For Fennelly -- who last dated when she was in her teens -- the decision to seek romance in cyberspace wasn't easy.
"When you're a woman in her 50s, as I am … it's awkward. It's very awkward," she said.
What makes it even more difficult is that Fennelly lives in a suburban neighborhood where most residents are couples.
"Living in a community like this, a lot of the people are married," she said. "So, you know, where do you go? Where do you go to meet people?"
Fennelly isn't alone in her search for companionship.

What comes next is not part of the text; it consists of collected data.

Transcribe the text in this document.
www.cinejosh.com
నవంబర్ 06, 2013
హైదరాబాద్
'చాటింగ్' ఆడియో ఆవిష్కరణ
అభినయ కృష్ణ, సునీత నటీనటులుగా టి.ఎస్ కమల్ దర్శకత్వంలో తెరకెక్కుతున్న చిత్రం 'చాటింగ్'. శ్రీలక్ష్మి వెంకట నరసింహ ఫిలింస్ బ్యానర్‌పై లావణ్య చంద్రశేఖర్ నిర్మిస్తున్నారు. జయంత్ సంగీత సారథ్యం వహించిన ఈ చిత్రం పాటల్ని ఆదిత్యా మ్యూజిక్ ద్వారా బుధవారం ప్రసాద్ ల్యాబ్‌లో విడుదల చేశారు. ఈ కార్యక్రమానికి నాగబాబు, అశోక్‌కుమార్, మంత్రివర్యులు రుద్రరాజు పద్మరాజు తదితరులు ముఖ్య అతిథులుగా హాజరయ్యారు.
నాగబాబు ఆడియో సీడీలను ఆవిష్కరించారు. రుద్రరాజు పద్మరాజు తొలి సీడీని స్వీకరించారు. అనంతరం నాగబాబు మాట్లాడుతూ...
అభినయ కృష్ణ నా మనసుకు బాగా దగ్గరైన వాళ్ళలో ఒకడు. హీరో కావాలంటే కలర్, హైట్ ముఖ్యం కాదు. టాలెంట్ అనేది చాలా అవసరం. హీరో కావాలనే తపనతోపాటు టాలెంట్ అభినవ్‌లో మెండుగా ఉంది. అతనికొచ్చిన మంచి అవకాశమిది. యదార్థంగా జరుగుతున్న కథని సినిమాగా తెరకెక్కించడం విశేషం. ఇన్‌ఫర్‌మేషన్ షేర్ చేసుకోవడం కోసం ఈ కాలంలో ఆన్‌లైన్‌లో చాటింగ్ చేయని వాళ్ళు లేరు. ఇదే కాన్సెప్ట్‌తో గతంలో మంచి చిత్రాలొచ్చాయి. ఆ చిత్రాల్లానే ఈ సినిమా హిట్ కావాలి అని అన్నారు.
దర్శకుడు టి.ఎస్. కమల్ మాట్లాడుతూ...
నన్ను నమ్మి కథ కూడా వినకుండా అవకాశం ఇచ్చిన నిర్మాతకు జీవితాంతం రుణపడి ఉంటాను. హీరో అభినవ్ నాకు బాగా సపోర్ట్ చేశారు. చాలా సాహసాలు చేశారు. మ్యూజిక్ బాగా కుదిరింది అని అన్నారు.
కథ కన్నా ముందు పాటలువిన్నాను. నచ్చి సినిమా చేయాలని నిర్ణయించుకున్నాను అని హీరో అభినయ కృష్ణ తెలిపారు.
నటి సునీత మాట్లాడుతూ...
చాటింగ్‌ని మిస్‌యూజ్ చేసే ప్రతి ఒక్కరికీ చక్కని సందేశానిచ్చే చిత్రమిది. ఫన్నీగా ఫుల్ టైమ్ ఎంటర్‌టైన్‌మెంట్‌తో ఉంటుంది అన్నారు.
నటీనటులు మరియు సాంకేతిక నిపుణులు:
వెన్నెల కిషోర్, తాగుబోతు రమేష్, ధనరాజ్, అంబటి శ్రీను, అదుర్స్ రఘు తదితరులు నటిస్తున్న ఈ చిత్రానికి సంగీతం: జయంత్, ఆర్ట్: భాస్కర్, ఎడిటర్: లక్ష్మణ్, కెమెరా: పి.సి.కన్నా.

As more and more people turn to online dating, U.S. Census Bureau figures released in September show that 53 percent of unmarried American adults are women. For each 100 unmarried women in America, there are 87 unmarried men.
Convinced by her daughters that online dating was "the way you meet people today," Fennelly said the process has been fraught with fear.
At first, Fennelly was worried that "everyone would know" what she was doing.
She also was concerned about the possible "stigma" of online dating, but acknowledged that those were "old-fashioned thoughts."
And she worried about communicating with someone who was, as she described it, "not very desirable."
But it's getting easier.
After setting up an online account and posting a personal profile, one of the major changes she's made is going against traditional dating rules that say men do the asking.
She says she still hears that internal voice telling her she shouldn't make the first move.
"But it's getting easier," she said. "And I'm doing more ... sending winks and flirting."